Abuse of emergency provisions to silence criticism
Provisions of the emergency decrees affect the exercise of the right to freedom of expression and have been used to facilitate the arrest and harassment of journalists, writers and media workers, including:
Empowering higher levels of administration to shut down any media organization; Enabling the government to impose curfews, ban public meetings, gatherings and rallies, and restrict access to private and public spaces; Enabling the authorities to cancel or confiscate passports of anyone under investigation. On 1 September, an amendment to the decree extended this power, enabling the authorities to cancel or confiscate the passports of spouses and partners of those under investigation.
Restrictions imposed under the state of emergency go beyond those permissible under international human rights law, including unjustifiable limitations on media freedom and the right to freedom of expression.

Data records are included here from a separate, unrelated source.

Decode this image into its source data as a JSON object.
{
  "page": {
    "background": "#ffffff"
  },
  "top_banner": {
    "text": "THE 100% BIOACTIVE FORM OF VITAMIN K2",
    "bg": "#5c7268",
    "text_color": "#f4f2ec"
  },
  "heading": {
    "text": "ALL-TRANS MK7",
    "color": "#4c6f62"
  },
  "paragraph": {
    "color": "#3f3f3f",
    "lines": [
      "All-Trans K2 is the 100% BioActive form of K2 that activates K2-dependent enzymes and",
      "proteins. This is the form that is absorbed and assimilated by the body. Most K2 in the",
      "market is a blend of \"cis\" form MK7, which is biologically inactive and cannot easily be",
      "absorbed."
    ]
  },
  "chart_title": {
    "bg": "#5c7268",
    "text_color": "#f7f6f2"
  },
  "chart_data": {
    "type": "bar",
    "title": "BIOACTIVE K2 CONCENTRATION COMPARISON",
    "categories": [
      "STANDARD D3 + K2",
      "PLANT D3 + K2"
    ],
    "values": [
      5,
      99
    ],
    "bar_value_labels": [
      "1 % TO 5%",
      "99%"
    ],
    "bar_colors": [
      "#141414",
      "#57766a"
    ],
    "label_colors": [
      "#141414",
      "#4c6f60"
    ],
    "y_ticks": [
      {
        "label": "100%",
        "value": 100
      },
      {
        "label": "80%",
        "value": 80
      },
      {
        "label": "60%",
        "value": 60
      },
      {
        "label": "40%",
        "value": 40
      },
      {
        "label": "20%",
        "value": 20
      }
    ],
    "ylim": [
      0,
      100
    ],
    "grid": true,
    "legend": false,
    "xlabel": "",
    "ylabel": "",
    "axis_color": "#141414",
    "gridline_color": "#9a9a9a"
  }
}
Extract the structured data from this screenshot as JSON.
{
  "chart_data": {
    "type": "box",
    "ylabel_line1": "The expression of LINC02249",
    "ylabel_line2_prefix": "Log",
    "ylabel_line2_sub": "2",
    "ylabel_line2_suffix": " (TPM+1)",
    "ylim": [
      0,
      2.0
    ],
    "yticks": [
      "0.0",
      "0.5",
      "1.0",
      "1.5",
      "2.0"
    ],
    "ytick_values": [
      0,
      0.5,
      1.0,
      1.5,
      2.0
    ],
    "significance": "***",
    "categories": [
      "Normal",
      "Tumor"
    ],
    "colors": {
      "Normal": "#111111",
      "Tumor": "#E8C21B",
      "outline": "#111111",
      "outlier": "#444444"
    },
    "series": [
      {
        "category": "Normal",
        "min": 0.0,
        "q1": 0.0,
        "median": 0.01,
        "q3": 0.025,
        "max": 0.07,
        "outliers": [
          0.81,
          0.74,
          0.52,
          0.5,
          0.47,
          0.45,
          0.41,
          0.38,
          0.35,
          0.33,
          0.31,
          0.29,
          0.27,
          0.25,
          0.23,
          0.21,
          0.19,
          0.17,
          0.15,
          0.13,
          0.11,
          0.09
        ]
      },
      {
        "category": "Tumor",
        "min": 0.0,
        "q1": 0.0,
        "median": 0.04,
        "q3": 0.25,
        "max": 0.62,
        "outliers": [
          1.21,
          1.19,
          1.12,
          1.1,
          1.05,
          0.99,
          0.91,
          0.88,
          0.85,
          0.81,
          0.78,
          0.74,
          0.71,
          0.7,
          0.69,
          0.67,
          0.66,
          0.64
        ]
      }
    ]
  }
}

During the first two and a half months of the state of emergency, pursuant to the decrees outlined above, authorities closed around 150 media outlets and publishing companies, leaving over 2,300 journalists and media workers without jobs. At least 99 journalists and writers have been arrested, bringing the total number of media workers detained on charges believed to be related to their exercise of the right to freedom of expression to at least 130, as of 19 October 2016. These numbers exclude other journalists who are currently in detention in police holding cells, or have been detained and released without charge during the state of emergency. Emergency provisions have also been used to harass family members of journalists who have fled abroad or gone into hiding, including by cancelling their passports or detaining them in the stead of those accused.
Such measures against journalists and media workers obstruct the right of people in Turkey to receive information about current events and to hold the government to account.
The Government of Turkey should ensure that the state of emergency and the related emergency decrees are not tools to facilitate serious human rights violations and to silence dissent. Meanwhile, Turkey’s international partners should not ignore the serious violations committed in the context of the state of emergency and should urgently call upon Turkey to rescind or amend the emergency provisions that are not consistent with the country’s international human rights obligations.”